Dopo aver affrontato temi come ludopatia e usura, questa volta la scrittrice e giornalista Caterina Emili ha deciso di parlare di caporalato nell'ultimo dei suoi libri "La scimmia e il caporale", presentato venerdì sera a Ceglie Messapica. La nobiltà d'animo e la potente fibra giornalistica che scorre nelle sue vene, l'ha portata a trattare un problema vivo in Puglia, in provincia di Brindisi, a Ceglie, dove risiede in estate per poi trasferirsi in Umbria. Qui ha avuto modo di confrontarsi con braccianti agricole, sue amiche, che le hanno raccontato la loro esperienza. E questo le ha scatenato dentro la voglia di scavare a fondo.
Caterina Emili, perché nei suoi romanzi ha scelto di parlare di caporalato?
«E' il quarto che scrivo ed è un romanzo di serie, nel senso che il protagonista è sempre lo stesso: vive a Ceglie anche se le sue inchieste, i suoi racconti si svolgono in tutta Italia. È quello che viene chiamato da alcuni critici un noir compassionevole. Scrivo dei libri io cui accadono fatti efferati, circondati da una popolazione e una quotidianità, che è tipicamente pugliese in questo caso. E in tale quotidianità non puoi non accorgerti della banalità del male, non puoi non sbattere la testa contro il caporalato, perché io cammino, esco, parlo con le persone coinvolte, che sono diventate mie amiche, donne, che mi raccontano la loro partenza all'alba. E qui subentrano prima di tutto il giornalista, che continuo ad essere, e poi questa nuova forma di denuncia del romanzo, che inesorabilmente parla di caporalato».
C'è un evento che ha fatto scattare dentro la scintilla della scrittura?
«Una sera sono stata a cena da alcune donne, braccianti agricole, che mi hanno raccontato delle cose che io sapevo, immaginavo, ma non così chiare, non così drammaticamente nitide.
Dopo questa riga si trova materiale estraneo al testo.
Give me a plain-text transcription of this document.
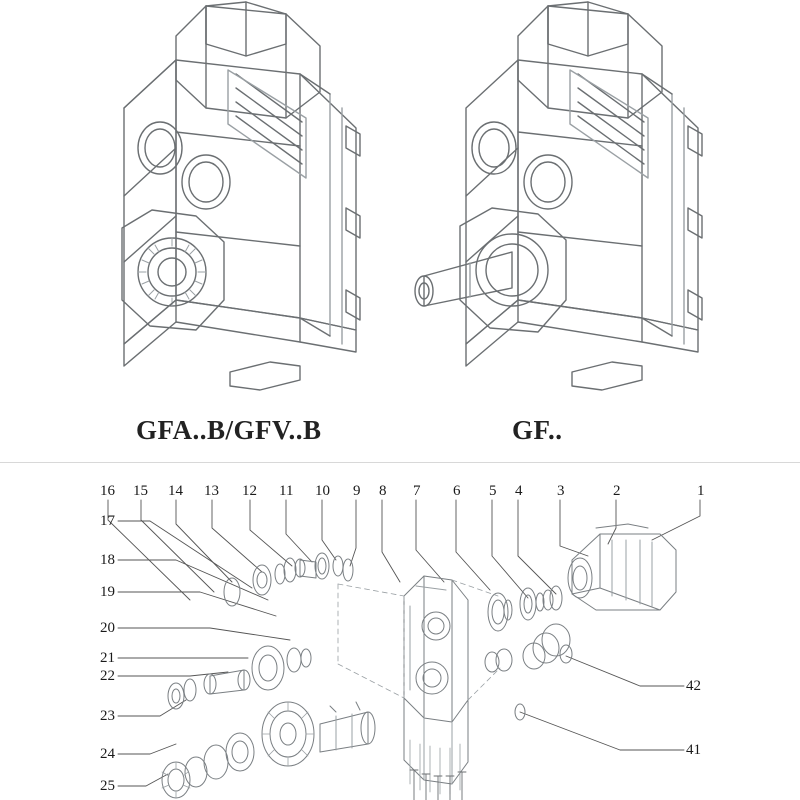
GFA..B/GFV..B	GF..
16 15 14 13 12 11 10 9 8 7 6 5 4 3	2	1
17
18
19
20
21
22
23
24
25
42
41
E allora ho detto: qui ci devo ragionare. Mi son portata questo pensiero dietro per mesi e ho cominciato ad affrontarlo con la mia tecnica: ho iniziato a fare indagini, sono andata dai carabinieri a farmi raccontare, sono andata a leggere i verbali di processi. Questa cosa mi stava dentro ed inesorabilmente è uscita».
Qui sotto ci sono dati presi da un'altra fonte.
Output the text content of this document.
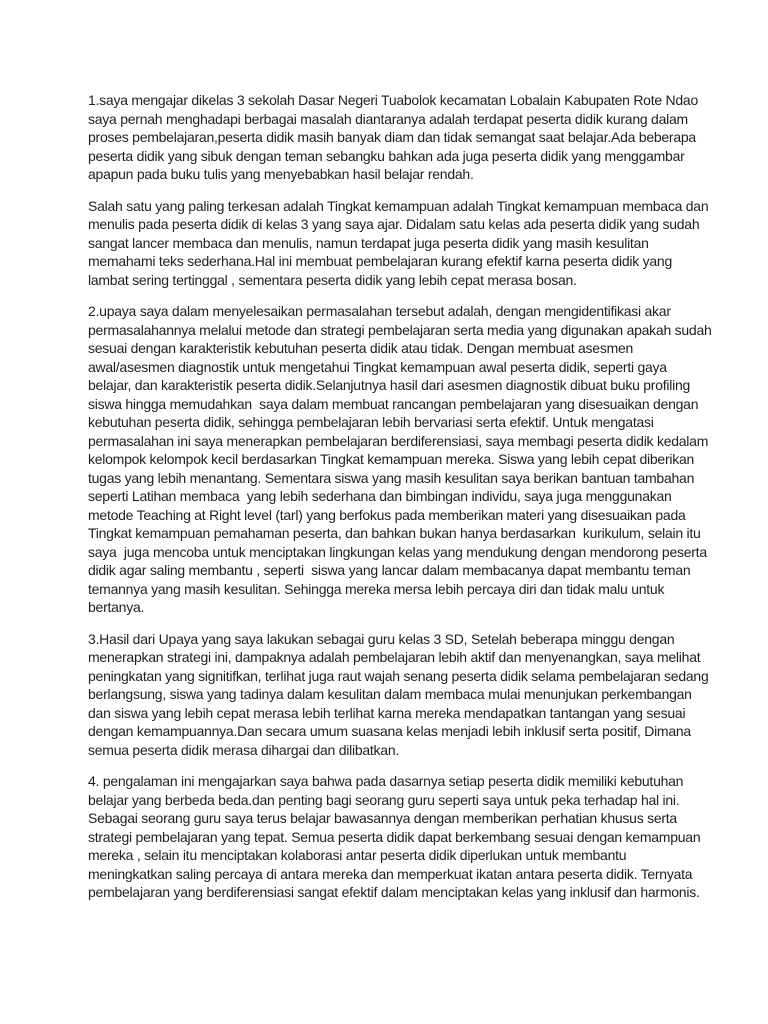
1.saya mengajar dikelas 3 sekolah Dasar Negeri Tuabolok kecamatan Lobalain Kabupaten Rote Ndao
saya pernah menghadapi berbagai masalah diantaranya adalah terdapat peserta didik kurang dalam
proses pembelajaran,peserta didik masih banyak diam dan tidak semangat saat belajar.Ada beberapa
peserta didik yang sibuk dengan teman sebangku bahkan ada juga peserta didik yang menggambar
apapun pada buku tulis yang menyebabkan hasil belajar rendah.

Salah satu yang paling terkesan adalah Tingkat kemampuan adalah Tingkat kemampuan membaca dan
menulis pada peserta didik di kelas 3 yang saya ajar. Didalam satu kelas ada peserta didik yang sudah
sangat lancer membaca dan menulis, namun terdapat juga peserta didik yang masih kesulitan
memahami teks sederhana.Hal ini membuat pembelajaran kurang efektif karna peserta didik yang
lambat sering tertinggal , sementara peserta didik yang lebih cepat merasa bosan.

2.upaya saya dalam menyelesaikan permasalahan tersebut adalah, dengan mengidentifikasi akar
permasalahannya melalui metode dan strategi pembelajaran serta media yang digunakan apakah sudah
sesuai dengan karakteristik kebutuhan peserta didik atau tidak. Dengan membuat asesmen
awal/asesmen diagnostik untuk mengetahui Tingkat kemampuan awal peserta didik, seperti gaya
belajar, dan karakteristik peserta didik.Selanjutnya hasil dari asesmen diagnostik dibuat buku profiling
siswa hingga memudahkan  saya dalam membuat rancangan pembelajaran yang disesuaikan dengan
kebutuhan peserta didik, sehingga pembelajaran lebih bervariasi serta efektif. Untuk mengatasi
permasalahan ini saya menerapkan pembelajaran berdiferensiasi, saya membagi peserta didik kedalam
kelompok kelompok kecil berdasarkan Tingkat kemampuan mereka. Siswa yang lebih cepat diberikan
tugas yang lebih menantang. Sementara siswa yang masih kesulitan saya berikan bantuan tambahan
seperti Latihan membaca  yang lebih sederhana dan bimbingan individu, saya juga menggunakan
metode Teaching at Right level (tarl) yang berfokus pada memberikan materi yang disesuaikan pada
Tingkat kemampuan pemahaman peserta, dan bahkan bukan hanya berdasarkan  kurikulum, selain itu
saya  juga mencoba untuk menciptakan lingkungan kelas yang mendukung dengan mendorong peserta
didik agar saling membantu , seperti  siswa yang lancar dalam membacanya dapat membantu teman
temannya yang masih kesulitan. Sehingga mereka mersa lebih percaya diri dan tidak malu untuk
bertanya.

3.Hasil dari Upaya yang saya lakukan sebagai guru kelas 3 SD, Setelah beberapa minggu dengan
menerapkan strategi ini, dampaknya adalah pembelajaran lebih aktif dan menyenangkan, saya melihat
peningkatan yang signitifkan, terlihat juga raut wajah senang peserta didik selama pembelajaran sedang
berlangsung, siswa yang tadinya dalam kesulitan dalam membaca mulai menunjukan perkembangan
dan siswa yang lebih cepat merasa lebih terlihat karna mereka mendapatkan tantangan yang sesuai
dengan kemampuannya.Dan secara umum suasana kelas menjadi lebih inklusif serta positif, Dimana
semua peserta didik merasa dihargai dan dilibatkan.

4. pengalaman ini mengajarkan saya bahwa pada dasarnya setiap peserta didik memiliki kebutuhan
belajar yang berbeda beda.dan penting bagi seorang guru seperti saya untuk peka terhadap hal ini.
Sebagai seorang guru saya terus belajar bawasannya dengan memberikan perhatian khusus serta
strategi pembelajaran yang tepat. Semua peserta didik dapat berkembang sesuai dengan kemampuan
mereka , selain itu menciptakan kolaborasi antar peserta didik diperlukan untuk membantu
meningkatkan saling percaya di antara mereka dan memperkuat ikatan antara peserta didik. Ternyata
pembelajaran yang berdiferensiasi sangat efektif dalam menciptakan kelas yang inklusif dan harmonis.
Cosa è emerso dalla sua esperienza?
«Mi hanno spiegato che se non vanno a lavorare nella stagione a casa non si mangia, punto. Non ci sono soldi. E il caporale questo lo sa e quindi va a pescare, media tra il bisogno e il padrone, perché se una persona ti dà un euro al giorno, all'ora, è un padrone, non è imprenditore o datore di lavoro. Il datore di lavoro ti dà quanto ti spetta secondo contratto. Queste persone non riescono a trovare un datore di lavoro, ma solo padroni. E nel mezzo c'è questa figura terrificante del caporale, che non lavora, ma sfrutta le braccia degli altri, che gli fa pagare persino la bottiglietta dell'acqua, che le fa viaggiare in pulmini pericolosissimi. E, allora, la mia domanda è: perché questo succede? Perché gli ispettori non fanno il loro lavoro? Perché questi pulmini non vengono fermati? C'è questa connivenza tra Stato e caporale, che bisogna denunciare. Certo, le cose cambiano, ci sono persone straordinarie come il ministro Teresa Bellanova, che ha fatto una legge importantissima. Lo Stato ha la possibilità di sgominare, ha una grandissima forza di polizia, carabinieri, finanza, perché non lo usa contro il caporalato?».
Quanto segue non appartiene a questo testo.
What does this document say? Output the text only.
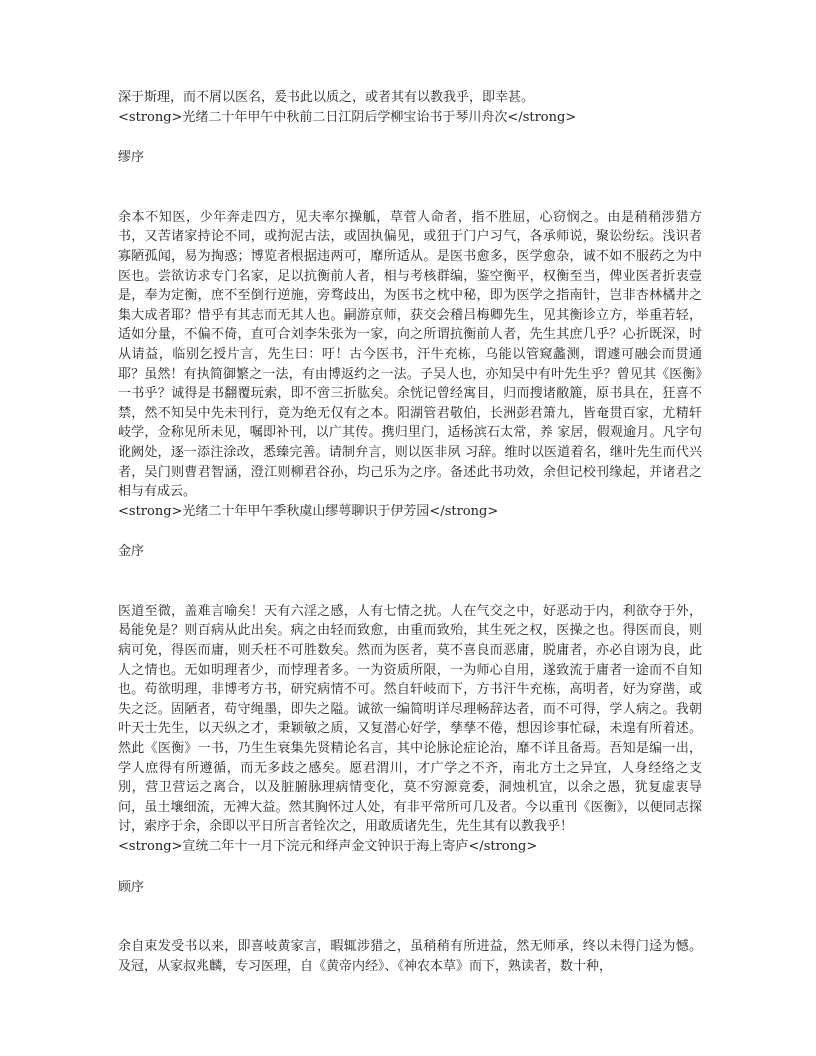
深于斯理，而不屑以医名，爰书此以质之，或者其有以教我乎，即幸甚。

<strong>光绪二十年甲午中秋前二日江阴后学柳宝诒书于琴川舟次</strong>

缪序

余本不知医，少年奔走四方，见夫率尔操觚，草菅人命者，指不胜屈，心窃悯之。由是稍稍涉猎方书，又苦诸家持论不同，或拘泥古法，或固执偏见，或狃于门户习气，各承师说，聚讼纷纭。浅识者寡陋孤闻，易为掏惑；博览者根据违两可，靡所适从。是医书愈多，医学愈杂，诚不如不服药之为中医也。尝欲访求专门名家，足以抗衡前人者，相与考核群编，鉴空衡平，权衡至当，俾业医者折衷壹是，奉为定衡，庶不至倒行逆施，旁骛歧出，为医书之枕中秘，即为医学之指南针，岂非杏林橘井之集大成者耶？惜乎有其志而无其人也。嗣游京师，获交会稽吕梅卿先生，见其衡诊立方，举重若轻，适如分量，不偏不倚，直可合刘李朱张为一家，向之所谓抗衡前人者，先生其庶几乎？心折既深，时从请益，临别乞授片言，先生曰：吁！古今医书，汗牛充栋，乌能以管窥蠡测，谓遽可融会而贯通耶？虽然！有执简御繁之一法，有由博返约之一法。子吴人也，亦知吴中有叶先生乎？曾见其《医衡》一书乎？诚得是书翻覆玩索，即不啻三折肱矣。余恍记曾经寓目，归而搜诸敝簏，原书具在，狂喜不禁，然不知吴中先未刊行，竟为绝无仅有之本。阳湖管君敬伯，长洲彭君箫九，皆奄贯百家，尤精轩岐学，佥称见所未见，嘱即补刊，以广其传。携归里门，适杨滨石太常，养 家居，假观逾月。凡字句讹阙处，逐一添注涂改，悉臻完善。请制弁言，则以医非夙 习辞。维时以医道着名，继叶先生而代兴者，吴门则曹君智涵，澄江则柳君谷孙，均己乐为之序。备述此书功效，余但记校刊缘起，并诸君之相与有成云。

<strong>光绪二十年甲午季秋虞山缪萼聊识于伊芳园</strong>

金序

医道至微，盖难言喻矣！天有六淫之感，人有七情之扰。人在气交之中，好恶动于内，利欲夺于外，曷能免是？则百病从此出矣。病之由轻而致愈，由重而致殆，其生死之权，医操之也。得医而良，则病可免，得医而庸，则夭枉不可胜数矣。然而为医者，莫不喜良而恶庸，脱庸者，亦必自诩为良，此人之情也。无如明理者少，而悖理者多。一为资质所限，一为师心自用，遂致流于庸者一途而不自知也。苟欲明理，非博考方书，研究病情不可。然自轩岐而下，方书汗牛充栋，高明者，好为穿凿，或失之泛。固陋者，苟守绳墨，即失之隘。诚欲一编简明详尽理畅辞达者，而不可得，学人病之。我朝叶天士先生，以天纵之才，秉颖敏之质，又复潜心好学，孳孳不倦，想因诊事忙碌，未遑有所着述。然此《医衡》一书，乃生生衰集先贤精论名言，其中论脉论症论治，靡不详且备焉。吾知是编一出， 学人庶得有所遵循，而无多歧之感矣。愿君渭川，才广学之不齐，南北方土之异宜，人身经络之支別，营卫营运之离合，以及脏腑脉理病情变化，莫不穷源竟委，洞烛机宜，以余之愚，犹复虚衷导问，虽土壤细流，无裨大益。然其胸怀过人处，有非平常所可几及者。今以重刊《医衡》，以便同志探讨，索序于余，余即以平日所言者铨次之，用敢质诸先生，先生其有以教我乎！

<strong>宣统二年十一月下浣元和绎声金文钟识于海上寄庐</strong>

顾序

余自束发受书以来，即喜岐黄家言，暇辄涉猎之，虽稍稍有所进益，然无师承，终以未得门迳为憾。及冠，从家叔兆麟，专习医理，自《黄帝内经》、《神农本草》而下，熟读者，数十种，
Le ultime indagini e l'impegno delle forze dell'ordine dicono che è possibile ribellarsi e contrastare il fenomeno.
«Si, però è possibile solo se le persone si mettono insieme. Ci vuole quella che si chiama una coscienza di lotta, ci vuole una partecipazione, perché l'unione fa la forza».
Si può coinvolgere anche gli immigrati in un fronte unico contro il caporalato?
«Io ho visto un lavoro sindacale importante, in alcuni settori, indirizzato agli immigrati. Bisogna essere presenti, perché loro sono soli. Ma questa presenza deve essere continua ed enorme».
Come può aiutare la cultura?
«Ognuno deve fare quello che sa fare. Uno scrittore scrive un libro, un cantante fa una canzone. Ognuno faccia quello che sa fare, però, che dedichi almeno una parte del suo sapere a questo fenomeno».